If effectively leveraged, models reflecting past outbreaks, existing simulation traces obtained from simulation runs, and real-time observations incoming during an outbreak can be collectively used for obtaining a better understanding of the epidemic's characteristics and the underlying diffusion processes, forming and revising models, and performing exploratory, if-then type of hypothetical analyses of epidemic scenarios. More specifically, the proposed epidemic simulation data management system (epiDMS) will address computational challenges that arise from the need to acquire, model, analyze, index, visualize, search, and recompose, in a scalable manner, large volumes of data that arise from observations and simulations during a disease outbreak. Consequently, epiDMS fill an important hole in data-driven decision making during health-care emergencies and, thus, will enable applications and services with significant economic and health impact.
The key observation is that the modeling and execution can be significantly reduced using a data-driven approach that supports data and simulation reuse in new settings and contexts. Relying on this observation, in order to support data-driven modeling and execution of epidemic spread simulations, this team will develop
+ an epidemic data and model store (epiStore) to support acquisition and integration of relevant data and models.
+ a novel networks-of-traces (NT) data model to accommodate multi-resolution, interconnected and inter-dependent, incomplete/imprecise, multi-layer (networks), and temporal (time series or traces) epidemic data.

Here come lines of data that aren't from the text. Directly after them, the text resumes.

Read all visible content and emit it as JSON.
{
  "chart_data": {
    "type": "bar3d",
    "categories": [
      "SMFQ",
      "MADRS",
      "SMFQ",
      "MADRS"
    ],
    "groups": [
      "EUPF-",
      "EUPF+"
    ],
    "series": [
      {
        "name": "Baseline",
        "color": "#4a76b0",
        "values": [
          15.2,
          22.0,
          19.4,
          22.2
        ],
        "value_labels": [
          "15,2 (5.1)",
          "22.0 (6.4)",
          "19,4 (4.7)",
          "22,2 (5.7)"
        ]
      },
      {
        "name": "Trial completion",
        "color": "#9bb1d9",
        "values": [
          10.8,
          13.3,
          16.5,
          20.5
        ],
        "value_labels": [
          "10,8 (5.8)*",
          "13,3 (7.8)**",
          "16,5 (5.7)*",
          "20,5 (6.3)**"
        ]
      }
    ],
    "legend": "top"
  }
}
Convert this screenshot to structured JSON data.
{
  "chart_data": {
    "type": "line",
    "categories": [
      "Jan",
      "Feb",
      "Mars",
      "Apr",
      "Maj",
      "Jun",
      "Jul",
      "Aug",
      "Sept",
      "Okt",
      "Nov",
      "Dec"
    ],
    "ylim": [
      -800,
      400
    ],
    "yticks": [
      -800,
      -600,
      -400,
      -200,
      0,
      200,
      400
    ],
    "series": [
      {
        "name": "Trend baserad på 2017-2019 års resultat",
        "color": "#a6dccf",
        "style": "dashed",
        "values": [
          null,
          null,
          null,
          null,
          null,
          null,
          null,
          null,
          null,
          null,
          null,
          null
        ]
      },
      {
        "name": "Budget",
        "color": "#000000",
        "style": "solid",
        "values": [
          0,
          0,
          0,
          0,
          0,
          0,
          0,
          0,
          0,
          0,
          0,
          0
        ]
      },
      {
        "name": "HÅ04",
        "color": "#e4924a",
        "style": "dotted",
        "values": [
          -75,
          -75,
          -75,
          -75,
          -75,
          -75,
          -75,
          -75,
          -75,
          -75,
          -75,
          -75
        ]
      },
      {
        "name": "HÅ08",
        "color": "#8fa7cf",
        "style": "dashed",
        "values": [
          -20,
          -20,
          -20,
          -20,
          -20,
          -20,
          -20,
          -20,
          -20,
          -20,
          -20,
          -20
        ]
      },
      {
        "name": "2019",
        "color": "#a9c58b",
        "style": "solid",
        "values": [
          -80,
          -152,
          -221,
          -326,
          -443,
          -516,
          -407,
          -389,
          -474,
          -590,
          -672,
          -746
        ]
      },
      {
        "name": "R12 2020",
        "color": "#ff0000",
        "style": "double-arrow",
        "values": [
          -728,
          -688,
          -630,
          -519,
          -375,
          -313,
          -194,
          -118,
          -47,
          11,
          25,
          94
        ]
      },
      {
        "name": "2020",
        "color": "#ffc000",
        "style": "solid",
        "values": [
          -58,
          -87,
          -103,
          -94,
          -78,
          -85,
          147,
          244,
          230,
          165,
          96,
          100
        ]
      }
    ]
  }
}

+ algorithms and data structures to support indexing of networks-of-traces (NT) data sets, including extraction of salient multi-variate temporal features from inter-dependent parameters, spanning multiple simulation layers and geo-spatial frames, driven by complex dynamic processes operating at different resolutions.
+ algorithms to support the analysis of networks-of-traces (NT) datasets, including identification of unknown dependencies across the input parameters and output variables spanning the different layers of the observation and simulation data.
The proposed NT data model and algorithms will be brought together in an epidemic simulation data management system (epiDMS). For broadest impact, the proposed epidemic simulation data management system (epiDMS) will be designed in a way that interfaces with the popular Global Epidemic and Mobility (GLEaM) simulation engine, a publicly available software suit to explore epidemic spreading scenarios at the global scale. To achieve necessary scalabilities, epiDMS will employ novel multiresolution data partitioning and resource allocation strategies and will leverage massive parallelism.